La cara del cazador tenía otro aspecto. Ya no se trataba de un simple agente de la ley que había seguido una corazonada y había tenido un golpe de suerte. Era algo nuevo y asombroso. El monstruo habría reído de entusiasmo, si eso no hubiera ralentizado su ascenso.

Durante un glorioso momento, el monstruo no supo lo que ocurriría a continuación. Se sintió como cuando era un niño. Si el cazador ejercía una ligera presión sobre el gatillo y la trayectoria era la correcta, todo terminaría. El monstruo era muchas cosas, pero no estaba hecho a prueba de balas.

«¿Acabará todo aquí? ¿Eres tú el que me dará muerte?».

Era suyo.

Sintió que el tablón de madera que le quedaba sobre la cabeza le temblaba: el último nivel del andamio antes de llegar a la cúpula. El agente trepó a toda velocidad por los dos últimos travesaños. Desenfundó su pistola.

Allí estaba; tumbado sobre la plataforma superior. Durante un segundo el agente clavó su mirada en los ojos del monstruo a través de la penumbra y éste la mantuvo. No duró más que un suspiro, imposiblemente corto y sin embargo inconfundible; el primitivo reconocimiento entre el cazador y la presa en el momento culminante, justo antes de que uno cante victoria y el otro muera.

El agente disparó dos veces.

Pero el monstruo no sangró. Explotó.

No le llevó más que un segundo reconocer el ruido del cristal haciéndose añicos e identificar el espejo que había roto con sus disparos; sin duda, formaba parte del equipo de los trabajos de restauración. Aquel error podría haberle resultado fatal.

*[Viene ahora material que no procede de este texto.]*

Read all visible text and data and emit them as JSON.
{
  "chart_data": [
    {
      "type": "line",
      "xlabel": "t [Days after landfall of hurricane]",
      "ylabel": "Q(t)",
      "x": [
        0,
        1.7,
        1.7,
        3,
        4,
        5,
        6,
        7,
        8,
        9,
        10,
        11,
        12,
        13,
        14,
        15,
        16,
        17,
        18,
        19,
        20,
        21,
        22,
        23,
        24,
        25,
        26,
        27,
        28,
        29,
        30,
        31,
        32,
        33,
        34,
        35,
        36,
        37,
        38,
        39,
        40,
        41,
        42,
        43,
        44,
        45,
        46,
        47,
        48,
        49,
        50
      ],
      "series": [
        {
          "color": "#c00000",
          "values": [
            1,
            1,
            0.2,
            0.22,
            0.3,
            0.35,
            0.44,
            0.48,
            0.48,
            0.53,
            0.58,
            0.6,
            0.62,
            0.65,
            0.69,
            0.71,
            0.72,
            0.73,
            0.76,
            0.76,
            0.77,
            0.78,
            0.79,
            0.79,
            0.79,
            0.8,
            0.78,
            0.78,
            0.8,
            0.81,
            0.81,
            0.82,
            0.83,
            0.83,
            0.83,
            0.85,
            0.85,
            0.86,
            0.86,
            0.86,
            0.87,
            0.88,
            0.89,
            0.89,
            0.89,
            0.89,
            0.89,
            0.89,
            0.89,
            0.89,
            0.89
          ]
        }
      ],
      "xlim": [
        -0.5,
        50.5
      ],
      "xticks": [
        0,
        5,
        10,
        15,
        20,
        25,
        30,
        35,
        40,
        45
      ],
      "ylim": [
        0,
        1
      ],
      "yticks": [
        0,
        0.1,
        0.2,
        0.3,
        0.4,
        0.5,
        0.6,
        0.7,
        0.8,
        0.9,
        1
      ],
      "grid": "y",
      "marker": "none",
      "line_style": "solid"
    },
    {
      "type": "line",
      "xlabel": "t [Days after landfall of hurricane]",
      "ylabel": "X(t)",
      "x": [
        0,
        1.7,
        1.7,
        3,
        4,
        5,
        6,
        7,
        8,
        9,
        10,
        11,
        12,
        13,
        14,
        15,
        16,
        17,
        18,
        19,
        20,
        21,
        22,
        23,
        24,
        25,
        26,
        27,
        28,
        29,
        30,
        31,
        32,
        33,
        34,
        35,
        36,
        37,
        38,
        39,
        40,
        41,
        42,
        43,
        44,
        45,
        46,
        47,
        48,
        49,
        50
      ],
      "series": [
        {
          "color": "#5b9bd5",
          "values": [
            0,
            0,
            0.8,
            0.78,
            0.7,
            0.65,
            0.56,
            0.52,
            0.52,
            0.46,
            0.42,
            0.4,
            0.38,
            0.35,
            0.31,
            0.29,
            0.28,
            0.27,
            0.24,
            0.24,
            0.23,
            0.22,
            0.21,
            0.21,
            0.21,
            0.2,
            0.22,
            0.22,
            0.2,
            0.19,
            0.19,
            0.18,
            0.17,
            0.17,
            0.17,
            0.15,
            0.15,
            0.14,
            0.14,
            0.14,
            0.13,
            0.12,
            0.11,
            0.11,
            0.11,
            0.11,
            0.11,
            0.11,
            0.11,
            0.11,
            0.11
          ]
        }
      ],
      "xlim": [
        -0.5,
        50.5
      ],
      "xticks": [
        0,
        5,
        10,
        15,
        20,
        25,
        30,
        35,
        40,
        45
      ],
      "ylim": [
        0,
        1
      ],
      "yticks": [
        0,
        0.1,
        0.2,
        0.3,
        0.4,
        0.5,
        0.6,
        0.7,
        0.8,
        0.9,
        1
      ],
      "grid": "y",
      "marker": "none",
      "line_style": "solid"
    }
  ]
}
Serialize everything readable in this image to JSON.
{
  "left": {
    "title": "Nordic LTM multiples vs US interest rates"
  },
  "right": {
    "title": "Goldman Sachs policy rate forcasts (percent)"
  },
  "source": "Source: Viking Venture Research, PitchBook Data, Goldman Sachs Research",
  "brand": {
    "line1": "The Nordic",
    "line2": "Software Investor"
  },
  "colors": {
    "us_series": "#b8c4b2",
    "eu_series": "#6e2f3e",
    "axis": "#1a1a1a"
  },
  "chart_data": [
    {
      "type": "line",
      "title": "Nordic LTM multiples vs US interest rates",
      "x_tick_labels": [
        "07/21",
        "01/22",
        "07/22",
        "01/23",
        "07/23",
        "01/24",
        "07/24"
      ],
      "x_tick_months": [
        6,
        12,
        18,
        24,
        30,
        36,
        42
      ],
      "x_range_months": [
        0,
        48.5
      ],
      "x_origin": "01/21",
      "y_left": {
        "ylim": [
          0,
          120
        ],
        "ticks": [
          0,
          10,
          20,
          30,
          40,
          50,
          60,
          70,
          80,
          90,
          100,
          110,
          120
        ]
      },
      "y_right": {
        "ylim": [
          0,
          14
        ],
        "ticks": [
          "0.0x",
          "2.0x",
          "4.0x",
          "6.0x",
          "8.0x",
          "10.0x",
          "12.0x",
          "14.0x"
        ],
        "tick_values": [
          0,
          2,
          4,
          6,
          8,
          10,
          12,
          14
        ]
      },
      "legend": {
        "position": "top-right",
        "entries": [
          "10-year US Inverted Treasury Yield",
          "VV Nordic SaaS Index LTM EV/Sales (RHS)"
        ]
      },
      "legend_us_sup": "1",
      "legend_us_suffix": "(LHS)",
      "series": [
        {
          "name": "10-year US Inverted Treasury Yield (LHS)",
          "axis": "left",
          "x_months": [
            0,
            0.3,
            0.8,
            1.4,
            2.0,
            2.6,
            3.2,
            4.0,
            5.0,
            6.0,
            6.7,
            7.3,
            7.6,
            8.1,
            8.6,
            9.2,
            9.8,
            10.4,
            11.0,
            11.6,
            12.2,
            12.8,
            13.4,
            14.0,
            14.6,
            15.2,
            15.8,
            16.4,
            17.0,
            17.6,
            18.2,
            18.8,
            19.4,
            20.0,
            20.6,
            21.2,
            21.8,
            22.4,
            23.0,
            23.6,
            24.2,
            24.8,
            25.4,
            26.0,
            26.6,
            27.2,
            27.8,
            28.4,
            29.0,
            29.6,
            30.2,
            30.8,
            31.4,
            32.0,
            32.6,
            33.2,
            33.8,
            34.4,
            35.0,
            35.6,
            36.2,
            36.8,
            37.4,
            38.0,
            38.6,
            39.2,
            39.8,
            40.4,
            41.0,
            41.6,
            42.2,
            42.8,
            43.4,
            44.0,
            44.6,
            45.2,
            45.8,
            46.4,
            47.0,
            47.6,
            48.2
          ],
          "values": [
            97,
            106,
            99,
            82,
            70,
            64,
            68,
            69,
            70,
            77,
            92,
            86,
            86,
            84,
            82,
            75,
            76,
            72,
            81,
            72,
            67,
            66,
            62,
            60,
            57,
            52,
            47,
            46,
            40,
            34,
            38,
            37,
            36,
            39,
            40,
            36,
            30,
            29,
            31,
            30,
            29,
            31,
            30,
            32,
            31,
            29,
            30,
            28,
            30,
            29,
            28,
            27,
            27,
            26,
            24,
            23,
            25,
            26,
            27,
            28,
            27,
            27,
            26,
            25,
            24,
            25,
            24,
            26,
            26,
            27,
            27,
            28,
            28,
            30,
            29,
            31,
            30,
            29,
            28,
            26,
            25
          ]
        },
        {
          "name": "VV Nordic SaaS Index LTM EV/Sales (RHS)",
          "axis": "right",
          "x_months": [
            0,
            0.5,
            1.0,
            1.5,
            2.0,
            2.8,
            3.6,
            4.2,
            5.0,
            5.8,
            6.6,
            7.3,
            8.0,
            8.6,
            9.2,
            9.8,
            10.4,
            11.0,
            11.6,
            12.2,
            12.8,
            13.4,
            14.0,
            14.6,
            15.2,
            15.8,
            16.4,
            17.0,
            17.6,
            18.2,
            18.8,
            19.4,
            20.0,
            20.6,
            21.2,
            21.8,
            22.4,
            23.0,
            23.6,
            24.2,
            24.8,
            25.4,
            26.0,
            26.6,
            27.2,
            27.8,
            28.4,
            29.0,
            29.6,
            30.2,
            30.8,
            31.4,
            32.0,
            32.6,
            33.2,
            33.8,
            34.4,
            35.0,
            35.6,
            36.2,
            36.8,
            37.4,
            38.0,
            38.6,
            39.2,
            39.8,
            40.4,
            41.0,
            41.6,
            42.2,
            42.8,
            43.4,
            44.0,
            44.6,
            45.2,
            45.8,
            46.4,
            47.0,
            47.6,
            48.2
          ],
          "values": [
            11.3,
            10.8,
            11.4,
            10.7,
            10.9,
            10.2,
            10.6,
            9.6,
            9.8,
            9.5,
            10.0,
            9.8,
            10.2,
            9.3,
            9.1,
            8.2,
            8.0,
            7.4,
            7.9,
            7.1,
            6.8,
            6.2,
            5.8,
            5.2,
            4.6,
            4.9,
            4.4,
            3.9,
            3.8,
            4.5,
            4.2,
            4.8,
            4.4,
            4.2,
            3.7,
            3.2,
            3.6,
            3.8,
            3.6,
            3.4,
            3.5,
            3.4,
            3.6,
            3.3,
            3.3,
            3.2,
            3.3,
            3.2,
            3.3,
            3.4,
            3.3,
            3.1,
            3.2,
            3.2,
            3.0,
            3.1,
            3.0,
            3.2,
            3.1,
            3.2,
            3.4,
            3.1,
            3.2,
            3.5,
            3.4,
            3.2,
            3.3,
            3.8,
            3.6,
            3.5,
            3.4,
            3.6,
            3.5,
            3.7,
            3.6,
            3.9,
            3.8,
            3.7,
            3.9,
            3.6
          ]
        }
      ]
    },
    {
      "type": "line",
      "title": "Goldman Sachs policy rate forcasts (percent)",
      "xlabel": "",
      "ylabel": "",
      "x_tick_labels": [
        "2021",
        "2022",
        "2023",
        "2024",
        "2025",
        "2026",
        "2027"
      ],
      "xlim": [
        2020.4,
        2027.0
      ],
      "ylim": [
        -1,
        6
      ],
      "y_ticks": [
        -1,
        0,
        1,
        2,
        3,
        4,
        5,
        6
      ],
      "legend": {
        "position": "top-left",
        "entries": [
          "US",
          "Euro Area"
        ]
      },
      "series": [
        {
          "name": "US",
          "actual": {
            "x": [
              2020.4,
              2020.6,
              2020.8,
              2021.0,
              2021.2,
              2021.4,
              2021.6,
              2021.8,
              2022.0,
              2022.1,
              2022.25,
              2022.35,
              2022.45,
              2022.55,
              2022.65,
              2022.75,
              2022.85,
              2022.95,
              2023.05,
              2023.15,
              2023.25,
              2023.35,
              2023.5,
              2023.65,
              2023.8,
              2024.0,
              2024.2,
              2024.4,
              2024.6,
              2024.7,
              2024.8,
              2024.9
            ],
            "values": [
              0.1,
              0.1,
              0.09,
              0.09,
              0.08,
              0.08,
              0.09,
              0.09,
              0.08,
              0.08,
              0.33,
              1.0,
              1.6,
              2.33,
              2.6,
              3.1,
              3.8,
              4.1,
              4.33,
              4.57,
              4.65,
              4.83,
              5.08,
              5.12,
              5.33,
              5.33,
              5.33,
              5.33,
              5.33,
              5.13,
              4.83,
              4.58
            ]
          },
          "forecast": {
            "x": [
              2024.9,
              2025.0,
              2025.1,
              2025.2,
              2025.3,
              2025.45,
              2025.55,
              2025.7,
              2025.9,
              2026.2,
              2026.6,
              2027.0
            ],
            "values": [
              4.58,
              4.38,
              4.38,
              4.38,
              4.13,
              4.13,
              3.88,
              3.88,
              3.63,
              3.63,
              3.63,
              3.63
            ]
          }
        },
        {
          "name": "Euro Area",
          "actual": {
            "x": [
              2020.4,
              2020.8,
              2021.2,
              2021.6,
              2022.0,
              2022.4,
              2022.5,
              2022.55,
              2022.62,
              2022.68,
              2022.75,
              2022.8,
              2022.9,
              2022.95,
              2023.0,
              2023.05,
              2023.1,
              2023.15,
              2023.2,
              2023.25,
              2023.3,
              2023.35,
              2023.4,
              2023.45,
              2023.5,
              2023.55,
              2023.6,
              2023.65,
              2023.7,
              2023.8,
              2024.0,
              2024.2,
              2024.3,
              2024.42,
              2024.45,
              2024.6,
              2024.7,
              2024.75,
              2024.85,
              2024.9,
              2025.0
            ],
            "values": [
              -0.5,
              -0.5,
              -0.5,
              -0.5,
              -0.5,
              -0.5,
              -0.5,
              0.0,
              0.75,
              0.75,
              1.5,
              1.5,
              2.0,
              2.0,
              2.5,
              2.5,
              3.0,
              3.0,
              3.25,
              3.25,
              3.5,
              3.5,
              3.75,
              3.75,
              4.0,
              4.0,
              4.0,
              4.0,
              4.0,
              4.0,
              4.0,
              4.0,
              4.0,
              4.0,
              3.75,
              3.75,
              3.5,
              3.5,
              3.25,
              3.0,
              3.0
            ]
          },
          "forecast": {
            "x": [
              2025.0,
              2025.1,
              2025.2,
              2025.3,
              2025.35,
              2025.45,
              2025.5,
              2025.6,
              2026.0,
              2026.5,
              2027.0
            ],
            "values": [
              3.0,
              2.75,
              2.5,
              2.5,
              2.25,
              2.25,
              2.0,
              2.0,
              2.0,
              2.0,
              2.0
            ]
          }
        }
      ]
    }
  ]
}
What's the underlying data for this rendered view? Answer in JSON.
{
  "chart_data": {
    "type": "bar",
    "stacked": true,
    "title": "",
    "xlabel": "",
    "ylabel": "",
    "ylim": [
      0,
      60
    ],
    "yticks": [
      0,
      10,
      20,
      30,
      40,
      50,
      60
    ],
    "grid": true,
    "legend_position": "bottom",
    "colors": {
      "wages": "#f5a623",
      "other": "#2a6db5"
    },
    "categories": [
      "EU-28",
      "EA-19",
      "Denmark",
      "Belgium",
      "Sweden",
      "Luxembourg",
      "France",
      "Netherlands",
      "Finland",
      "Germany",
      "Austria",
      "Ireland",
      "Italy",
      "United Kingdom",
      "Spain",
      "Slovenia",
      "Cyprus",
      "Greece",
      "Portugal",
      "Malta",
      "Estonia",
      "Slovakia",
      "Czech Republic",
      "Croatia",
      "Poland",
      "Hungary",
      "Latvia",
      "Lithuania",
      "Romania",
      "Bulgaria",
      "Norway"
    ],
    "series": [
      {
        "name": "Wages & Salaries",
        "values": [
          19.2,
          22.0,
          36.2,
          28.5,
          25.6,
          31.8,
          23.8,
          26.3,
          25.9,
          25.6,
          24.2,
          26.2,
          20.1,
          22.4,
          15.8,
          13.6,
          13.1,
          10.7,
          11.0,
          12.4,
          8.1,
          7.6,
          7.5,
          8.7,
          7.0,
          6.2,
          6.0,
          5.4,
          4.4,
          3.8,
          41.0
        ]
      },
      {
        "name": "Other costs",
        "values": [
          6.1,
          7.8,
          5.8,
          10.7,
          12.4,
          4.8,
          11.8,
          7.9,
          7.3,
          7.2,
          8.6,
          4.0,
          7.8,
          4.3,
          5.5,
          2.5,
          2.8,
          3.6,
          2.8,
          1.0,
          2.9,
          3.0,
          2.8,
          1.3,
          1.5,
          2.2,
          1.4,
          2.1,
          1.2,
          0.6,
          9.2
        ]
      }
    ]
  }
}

Cuando se volvió para disparar otra vez, supo que el monstruo ya se había escapado; lo oyó atravesar una vidriera y salir al tejado de la iglesia. Al agente le cayó encima una lluvia de cristales de colores. Uno de ellos le hizo un corte en la mejilla al levantar el arma y disparar a ciegas hacia el agujero de la vidriera. La bala no hizo blanco y se perdió en el cielo. Oyó el ruido de alguien que se alejaba a la carrera por el exterior de la cúpula… y luego nada.